Get ready to add some whimsy and lots of glitter to your Christmas tree! Making snowflake ornaments demands a little patience and a firm hand when making the shapes, but these are so incredibly fluffy-looking, shiny and gorgeous that they’re definitely worth all the time spent.
- White polymer clay (or any other color that you can paint white)
- If your clay is not white, white acrylic paint
- Craft glue
- White and/or iridescent glitter
1. Start by preparing a sheet of parchment paper for assembling the snowflake and baking it later. You can either make up the shape as you go, or you can draw the shape on the paper with a pencil beforehand.
2. Warm the polymer clay by kneading it a bit with your hands. When it’s elastic enough, form thin rolls and cut them to the desired length, beginning with the center axes and ending with the little details.
Tip: Don’t hesitate to press down a little the different rolls so they stick properly between them. Any imperfections or weird shapes will be hidden by the glue and glitter.
3. Follow the instructions written on the box of your clay to bake it. Bear in mind, however, that the snowflake shape is quite thin, and therefore may need less time in the oven than stated. Check often and take it out inmediately if it starts browning or anything else unusual.
Tip: If it’s the first time you’re using polymer clay, DO NOT attempt to go faster by setting a higher temperature – the clay will probably brown, change shape and boil, making ugly bubbles and weakening the shape in the end.
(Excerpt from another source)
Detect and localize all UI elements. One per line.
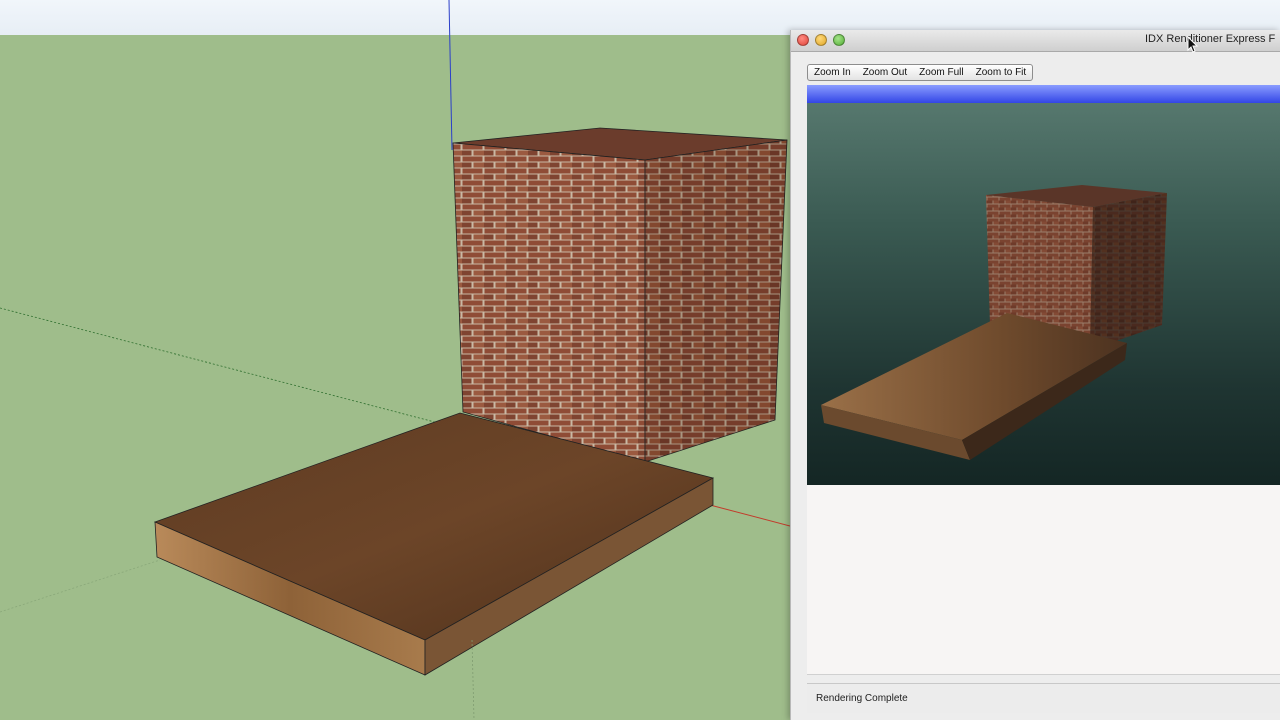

4. If you’ve used colored clay, now it’s the time to paint it white. I usually apply two layers, letting the object dry in between them. Since it’s going to be covered in glitter, however, it’s ok if it’s not absolutely perfect.
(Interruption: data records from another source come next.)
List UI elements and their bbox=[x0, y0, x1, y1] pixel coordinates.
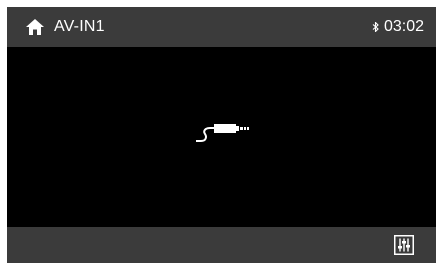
bluetooth-icon bbox=[372, 22, 379, 32]
head-unit-screen: AV-IN1 03:02 bbox=[7, 7, 436, 263]
top-status-bar: AV-IN1 03:02 bbox=[7, 7, 436, 47]
av-input-display bbox=[7, 47, 436, 227]
clock: 03:02 bbox=[383, 18, 424, 35]
aux-cable-icon bbox=[196, 124, 249, 142]
bottom-bar bbox=[7, 227, 436, 263]
status-area: 03:02 bbox=[372, 7, 424, 47]
equalizer-settings-button[interactable] bbox=[392, 233, 416, 257]
source-title: AV-IN1 bbox=[54, 18, 105, 35]
equalizer-settings-icon bbox=[394, 235, 414, 255]
home-button[interactable] bbox=[20, 7, 50, 47]
home-icon bbox=[26, 19, 44, 35]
5. Now put some white or transparent craft glue on one side of the snowflake and spread it all over with a brush, taking care of covering all the angles. Then, before the glue dries, pour the glitter over it. You can use either white glitter, iridescent glitter, or a combination of both for a light-catching effect.
This is the time to let your sixteen-year-old out and go crazy with the glitter, and I mean it! The more you pour over, the better coverage you’ll get in the end. And you can always recover the fallen glitter later (for this, I do the whole operation on a parchment sheet so I can put the leftover glitter back in the bottle easily.)
6. Let the glittered side dry on the table and then repeat the operation with the second side. Let the second side dry a little and then shake it carefully on the table so you can get rid of the excess glitter. Now add a white ribbon on top and hang it somewhere where it can dry completely before hanging it on your tree – I usually leave it overnight and it’s completely dry in the morning.
And now you can admire your snowflakes in all their glittering glory and squeal like a little girl! (This last part is optional.)